- Look closely at the weft of a Kente cloth, or any other geometrically-patterned woven fabric, to see how the weaver has changed from one colour to the next to create the geometric pattern. Note the difference in material qualities when different types of threads are used. Can you tell if the fabric has been woven by machine or by hand.
- Research clothing from a culture of your choice for celebratory events, for example, 'Tartan and kilts from Scotland', 'Traditional clothing from Wales', 'wedding dress' and 'funeral outfits'.
- Use a steel rule and a craft knife to cut parallel slits about 1cm apart along the length of a sheet of A3 paper. The slits should start about 5cm from the top and finish about 5cm from the bottom. Cut 1cm strips from the length of assorted coloured A4 paper and use these strips to weave in and out of the A3 sheet. Create your own colour combinations and experiment to find your own geometric pattern.
- Find some stiff card measuring about 20cm by 15cm. Hold the card portrait and cut v-shaped notches about 1cm apart into the top and bottom of the card. Wind wool around the top and bottom notches on one side (left or right) and lightly tie them together, leaving a short piece of wool and a very long piece. Continue winding the long piece of wool up and down the card through the notches. Pull the wool tight and tie it off after tensioning it through the last notches. You should now have a piece of card with parallel threads lightly wrapped around it (these are the warp threads). Wind coloured wool onto card shuttles and weave these under and over the warp threads in one direction, and over and under in the opposite direction (these are the weft threads). Once you have finished, tie the last weft thread onto each warp thread to stop it unravelling. Experiment with different weft threads, for example you could use grasses, thin strips of rag, or strips from plastic carrier bags. Try creating repeating patterns using different weft thread.

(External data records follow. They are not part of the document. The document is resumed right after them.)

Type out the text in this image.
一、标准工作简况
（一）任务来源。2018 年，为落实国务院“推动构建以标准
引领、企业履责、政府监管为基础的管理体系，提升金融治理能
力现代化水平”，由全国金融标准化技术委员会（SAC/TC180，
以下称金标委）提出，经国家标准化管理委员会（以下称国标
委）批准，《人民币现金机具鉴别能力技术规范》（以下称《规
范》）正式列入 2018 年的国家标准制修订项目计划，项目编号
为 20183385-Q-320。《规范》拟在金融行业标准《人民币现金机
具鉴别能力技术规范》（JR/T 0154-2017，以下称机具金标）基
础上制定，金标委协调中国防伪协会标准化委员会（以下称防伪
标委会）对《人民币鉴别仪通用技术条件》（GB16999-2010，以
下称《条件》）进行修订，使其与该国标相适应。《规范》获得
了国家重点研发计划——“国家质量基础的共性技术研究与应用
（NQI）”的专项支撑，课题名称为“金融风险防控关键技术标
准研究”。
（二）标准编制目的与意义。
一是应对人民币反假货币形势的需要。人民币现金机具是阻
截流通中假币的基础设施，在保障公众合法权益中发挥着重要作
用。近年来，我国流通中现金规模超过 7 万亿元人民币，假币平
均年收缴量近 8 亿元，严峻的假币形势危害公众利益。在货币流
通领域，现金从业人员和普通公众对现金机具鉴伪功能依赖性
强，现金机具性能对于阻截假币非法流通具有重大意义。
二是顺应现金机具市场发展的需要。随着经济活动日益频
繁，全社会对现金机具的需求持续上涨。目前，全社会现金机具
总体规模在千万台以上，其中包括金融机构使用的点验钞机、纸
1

- Design and make a woven fashion statement. Work out the shape or size of your article - it could be something small, like a key fob or a bag tag, or something bigger, like a wristband, scarf or strap for a bag. Work out how you will arrange your warp threads.
- Design symbols or patterns that you could weave - the symbols should represent something you like or feel strongly about. Find the most appropriate colours and textures from a range of different materials. Once you have designed and made your fashion statement, find out as much as you can about the environmental impact of your product. Carry out an evaluation in groups. Who gave you the knowledge and materials to do the work? Who should have ownership of your design and product?